6分45秒/kmほどで走り始めたが、この高反発フォームの採用もあって、スムーズにペースアップ。5分30秒/kmで日課の6kmランを走り終えたが、以前の同シリーズよりも速いペースに対応するのは明らか。それもあって、より幅広い層、タイプのランナーにマッチする1足に仕上がっていると思う。
以上のように、「ナイキ インフィニティラン 4」は、従来モデルからデザインやスペックを大きく変更した。実際に履くまでは「このシリーズのよさを失っていないか……」と心配していたが、走り終わったあと、翌日も疲労感が少なく、足の保護性に関してはしっかりとキープしていたし、推進力に関してはかなり向上しているので、中級以上のランナーも満足できる仕上がりだと思った。アウトソールも耐久性がかなり高そうなので、走行距離が長いランナーにはうれしいポイントだ。

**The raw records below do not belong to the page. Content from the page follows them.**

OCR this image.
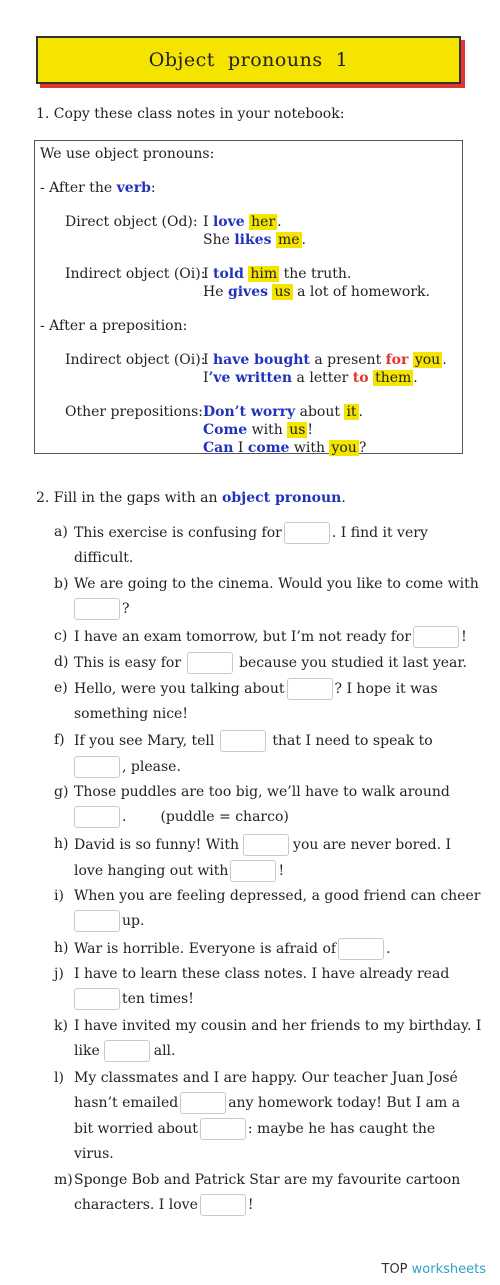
Object  pronouns  1
1. Copy these class notes in your notebook:
We use object pronouns:
- After the verb:
Direct object (Od): I love her .
She likes me .
Indirect object (Oi):
I told him the truth.
He gives us a lot of homework.
- After a preposition:
Indirect object (Oi):
I have bought a present for you .
I’ve written a letter to them .
Other prepositions: Don’t worry about it .
Come with us !
Can I come with you ?
2. Fill in the gaps with an object pronoun.
a) This exercise is confusing for	. I find it very
difficult.
b) We are going to the cinema. Would you like to come with
?
c) I have an exam tomorrow, but I’m not ready for	!
d) This is easy for	because you studied it last year.
e) Hello, were you talking about	? I hope it was
something nice!
f) If you see Mary, tell	that I need to speak to
, please.
g) Those puddles are too big, we’ll have to walk around
. (puddle = charco)
h) David is so funny! With	you are never bored. I
love hanging out with	!
i) When you are feeling depressed, a good friend can cheer
up.
h) War is horrible. Everyone is afraid of	.
j) I have to learn these class notes. I have already read
ten times!
k) I have invited my cousin and her friends to my birthday. I
like	all.
l) My classmates and I are happy. Our teacher Juan José
hasn’t emailed	any homework today! But I am a
bit worried about	: maybe he has caught the
virus.
m) Sponge Bob and Patrick Star are my favourite cartoon
characters. I love	!
TOP worksheets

いっぽうで、公式サイトでもハーフサイズアップを推奨しているように、幅広のランナーが従来サイズを選ぶと窮屈感があるかもしれない。先述のように筆者はサイズアップしなかったが、周囲ではハーフサイズ上げたランナーも少なくない。このシューズに関しては、リアル店舗で足を入れてから購入したほうがいいだろう。